Phillip H. Loughlin

Year of Graduation: 
Phillip H. Loughlin accepts the Founder's Day Award

Alum establishes fund in memory of Exonian and friend.

Philip Loughlin III ’57; ’76 (Hon.) treasures connections, especially the friendships he formed with classmates and teachers during his time at Exeter. Those relationships encouraged him to organize and attend alumni events for years after he graduated, volunteer with Exeter’s General Alumni Association, and serve six years on the Board of Trustees, where his goal was to strengthen bonds between the Academy and alumni from around the world. For his extensive community efforts, Loughlin received the school’s Founder’s Day Award in 1996. 

One of his most enduring friendships was with Polly MacMullen ’76, an instructor in modern languages and a girls lacrosse coach. The two met in 1991 at her 15th Exeter reunion. “I was struck by how many interesting experiences she had — traveling around the world to France and New Zealand,” Loughlin recalls. “She was a pleasure to talk to.” 

When MacMullen passed away in 2019, Loughlin wanted to remember her in a meaningful way. Inspired by her passion for literature, he established a permanent fund in her memory: the Priscilla (Polly) MacMullen, Class of 1976, Library Fund. His gift supports Overdrive, the Academy Library’s new digital reading platform, offering the Exeter community online access to a range of ebooks and audiobooks, from the classics to bestsellers. “It’s state of the art,” Loughlin says. “I think it’s a perfect way to remember Polly.”

Loughlin’s own lifelong fascination with books and libraries began at Exeter. “My English teacher, Jack Heath, introduced me to interesting novels,” Loughlin says. “We read a lot of Dickens and Shakespeare. I was particularly drawn to Joseph Conrad’s "Heart of Darkness." I was fascinated with that book. Even today I reread some of the literature we read in that class.”

The former Davis Library became a draw for the young reader. “I’d never seen a library that large,” Loughlin says. “I was just pulled into it. I’d go there to do research, but I discovered reading fiction for entertainment.” 

After graduating from Exeter, Loughlin attended Cornell University, where he received a bachelor’s degree in economics and later an MBA. (He jokes that his most lasting connection to Cornell was meeting his late wife, Caroline.) He went on to become an officer in the U.S. Navy Medical Service Corps and then earned a doctorate in business from Saint Louis University. He entered academia in 1976 and taught economics and finance at Maryville University for 23 years. During that time, he also served on the board of directors of the St. Louis Mercantile Library. 

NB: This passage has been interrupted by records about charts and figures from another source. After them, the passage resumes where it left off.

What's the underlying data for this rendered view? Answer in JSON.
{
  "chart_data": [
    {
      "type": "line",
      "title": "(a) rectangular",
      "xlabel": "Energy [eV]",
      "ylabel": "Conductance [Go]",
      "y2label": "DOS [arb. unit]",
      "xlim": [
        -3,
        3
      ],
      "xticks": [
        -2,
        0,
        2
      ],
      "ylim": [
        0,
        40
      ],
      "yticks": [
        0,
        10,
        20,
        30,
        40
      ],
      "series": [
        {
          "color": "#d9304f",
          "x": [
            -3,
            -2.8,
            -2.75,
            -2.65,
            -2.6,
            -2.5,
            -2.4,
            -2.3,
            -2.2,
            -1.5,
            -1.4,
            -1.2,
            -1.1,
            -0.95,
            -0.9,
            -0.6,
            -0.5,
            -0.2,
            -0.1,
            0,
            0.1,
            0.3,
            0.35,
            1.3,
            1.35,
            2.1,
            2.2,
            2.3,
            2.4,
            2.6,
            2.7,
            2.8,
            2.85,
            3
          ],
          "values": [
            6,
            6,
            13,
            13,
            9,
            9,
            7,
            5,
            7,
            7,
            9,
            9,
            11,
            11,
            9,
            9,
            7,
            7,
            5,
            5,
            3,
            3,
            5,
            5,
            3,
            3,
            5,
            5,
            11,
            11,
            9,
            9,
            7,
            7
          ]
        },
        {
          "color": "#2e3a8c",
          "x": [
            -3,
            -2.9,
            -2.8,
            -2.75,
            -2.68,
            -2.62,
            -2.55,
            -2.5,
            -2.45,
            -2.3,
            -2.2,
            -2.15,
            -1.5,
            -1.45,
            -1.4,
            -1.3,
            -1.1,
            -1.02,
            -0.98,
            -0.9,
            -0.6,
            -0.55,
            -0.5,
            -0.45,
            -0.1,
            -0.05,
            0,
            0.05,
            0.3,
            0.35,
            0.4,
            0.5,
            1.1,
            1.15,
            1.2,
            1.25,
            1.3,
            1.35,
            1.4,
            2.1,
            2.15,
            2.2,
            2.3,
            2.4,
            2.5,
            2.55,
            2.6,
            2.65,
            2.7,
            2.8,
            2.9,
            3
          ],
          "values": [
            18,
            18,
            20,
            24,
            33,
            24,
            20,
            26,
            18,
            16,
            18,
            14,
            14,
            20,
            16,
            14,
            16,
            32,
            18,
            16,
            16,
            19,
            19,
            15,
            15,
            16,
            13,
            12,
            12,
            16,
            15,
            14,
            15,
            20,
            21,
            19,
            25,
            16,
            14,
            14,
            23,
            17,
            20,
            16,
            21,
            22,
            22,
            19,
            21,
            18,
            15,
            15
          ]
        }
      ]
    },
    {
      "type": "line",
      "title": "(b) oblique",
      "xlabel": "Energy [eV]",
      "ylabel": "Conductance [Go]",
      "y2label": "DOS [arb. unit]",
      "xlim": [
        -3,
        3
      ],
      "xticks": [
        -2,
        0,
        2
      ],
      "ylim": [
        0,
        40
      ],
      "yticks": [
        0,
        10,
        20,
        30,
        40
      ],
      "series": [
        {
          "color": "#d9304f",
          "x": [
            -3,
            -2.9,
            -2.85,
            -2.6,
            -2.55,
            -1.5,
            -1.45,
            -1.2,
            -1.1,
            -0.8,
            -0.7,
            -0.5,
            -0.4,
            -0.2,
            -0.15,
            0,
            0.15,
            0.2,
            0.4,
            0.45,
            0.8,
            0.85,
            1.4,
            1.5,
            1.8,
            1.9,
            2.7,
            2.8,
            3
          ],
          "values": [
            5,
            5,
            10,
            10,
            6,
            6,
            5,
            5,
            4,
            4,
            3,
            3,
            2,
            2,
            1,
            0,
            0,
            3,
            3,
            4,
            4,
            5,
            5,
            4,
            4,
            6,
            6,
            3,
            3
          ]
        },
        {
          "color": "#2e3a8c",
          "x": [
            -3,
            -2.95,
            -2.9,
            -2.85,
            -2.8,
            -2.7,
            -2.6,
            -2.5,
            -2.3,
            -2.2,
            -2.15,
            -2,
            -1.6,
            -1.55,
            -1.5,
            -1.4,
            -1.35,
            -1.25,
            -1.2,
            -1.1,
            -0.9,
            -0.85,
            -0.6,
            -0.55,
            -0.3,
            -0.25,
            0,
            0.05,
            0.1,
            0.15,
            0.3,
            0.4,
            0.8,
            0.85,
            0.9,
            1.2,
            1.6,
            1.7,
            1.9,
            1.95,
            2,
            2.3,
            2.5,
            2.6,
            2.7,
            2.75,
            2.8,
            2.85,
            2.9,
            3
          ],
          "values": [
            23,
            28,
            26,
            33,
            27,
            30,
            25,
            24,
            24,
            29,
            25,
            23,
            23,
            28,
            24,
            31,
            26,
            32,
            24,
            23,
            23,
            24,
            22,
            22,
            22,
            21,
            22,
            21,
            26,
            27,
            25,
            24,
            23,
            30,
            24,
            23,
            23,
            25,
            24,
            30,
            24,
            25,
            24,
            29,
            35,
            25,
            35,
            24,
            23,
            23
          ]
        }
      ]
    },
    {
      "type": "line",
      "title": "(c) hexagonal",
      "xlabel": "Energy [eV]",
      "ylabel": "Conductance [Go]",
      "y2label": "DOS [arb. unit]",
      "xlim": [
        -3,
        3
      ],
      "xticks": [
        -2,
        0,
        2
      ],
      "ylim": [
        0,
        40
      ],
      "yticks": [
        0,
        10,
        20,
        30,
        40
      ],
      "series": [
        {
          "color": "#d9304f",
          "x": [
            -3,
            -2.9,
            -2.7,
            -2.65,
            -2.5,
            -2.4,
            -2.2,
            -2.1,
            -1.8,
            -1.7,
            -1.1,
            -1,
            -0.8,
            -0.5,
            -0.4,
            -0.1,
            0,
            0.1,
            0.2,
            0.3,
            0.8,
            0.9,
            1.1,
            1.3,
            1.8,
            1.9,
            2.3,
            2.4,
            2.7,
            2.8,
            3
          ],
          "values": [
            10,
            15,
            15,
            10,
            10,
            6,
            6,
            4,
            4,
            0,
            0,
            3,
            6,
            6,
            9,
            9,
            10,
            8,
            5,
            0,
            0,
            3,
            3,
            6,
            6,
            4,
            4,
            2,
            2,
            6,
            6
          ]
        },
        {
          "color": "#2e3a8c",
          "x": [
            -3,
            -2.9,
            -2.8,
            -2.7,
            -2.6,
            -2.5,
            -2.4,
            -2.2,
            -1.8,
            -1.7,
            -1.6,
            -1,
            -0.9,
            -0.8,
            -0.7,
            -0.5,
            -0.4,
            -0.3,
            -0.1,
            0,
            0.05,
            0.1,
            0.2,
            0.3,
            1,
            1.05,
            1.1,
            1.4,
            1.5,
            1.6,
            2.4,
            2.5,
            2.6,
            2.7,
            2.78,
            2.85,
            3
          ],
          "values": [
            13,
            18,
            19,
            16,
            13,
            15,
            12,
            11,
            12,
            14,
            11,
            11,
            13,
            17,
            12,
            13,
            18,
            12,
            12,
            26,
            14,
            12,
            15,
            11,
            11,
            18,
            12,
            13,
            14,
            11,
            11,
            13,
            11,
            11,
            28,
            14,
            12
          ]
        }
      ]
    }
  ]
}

After retiring from Maryville, Loughlin delved into Chinese history, an interest sparked during his honeymoon, when he and Caroline toured East Asia. He transformed his academic interest into a learning opportunity for Exeter students and faculty. While on the board of directors of the East-West Center Foundation in Honolulu, Loughlin worked with the center to organize programs bringing Exeter faculty to East Asia. “It was so successful we did a subsequent trip to Korea and Japan together with other high schools,” he says. An authority on Hong Kong and Macao, he’s lectured about Hong Kong and co-authored several scholarly articles on Chinese economics and geography. 

Through the years, Loughlin stayed up to date with changes at the Davis Library, and then the Class of 1945 Library. He and Caroline contributed to the library’s purchase of Biblion, a computerized catalog, in the early 1990s. “Being exposed to such a wonderful facility and the lifelong friendships I made with classmates and alumni like Polly — that’s what has made Exeter so important to me,” he says. “I hope, through my work over the years, that I helped alumni connect with Exeter the way I did. ... I hope I’ve had some lasting effect.”

—Debbie Kane

Editor's note: This article first appeared in the winter 2020 issue of The Exeter Bulletin.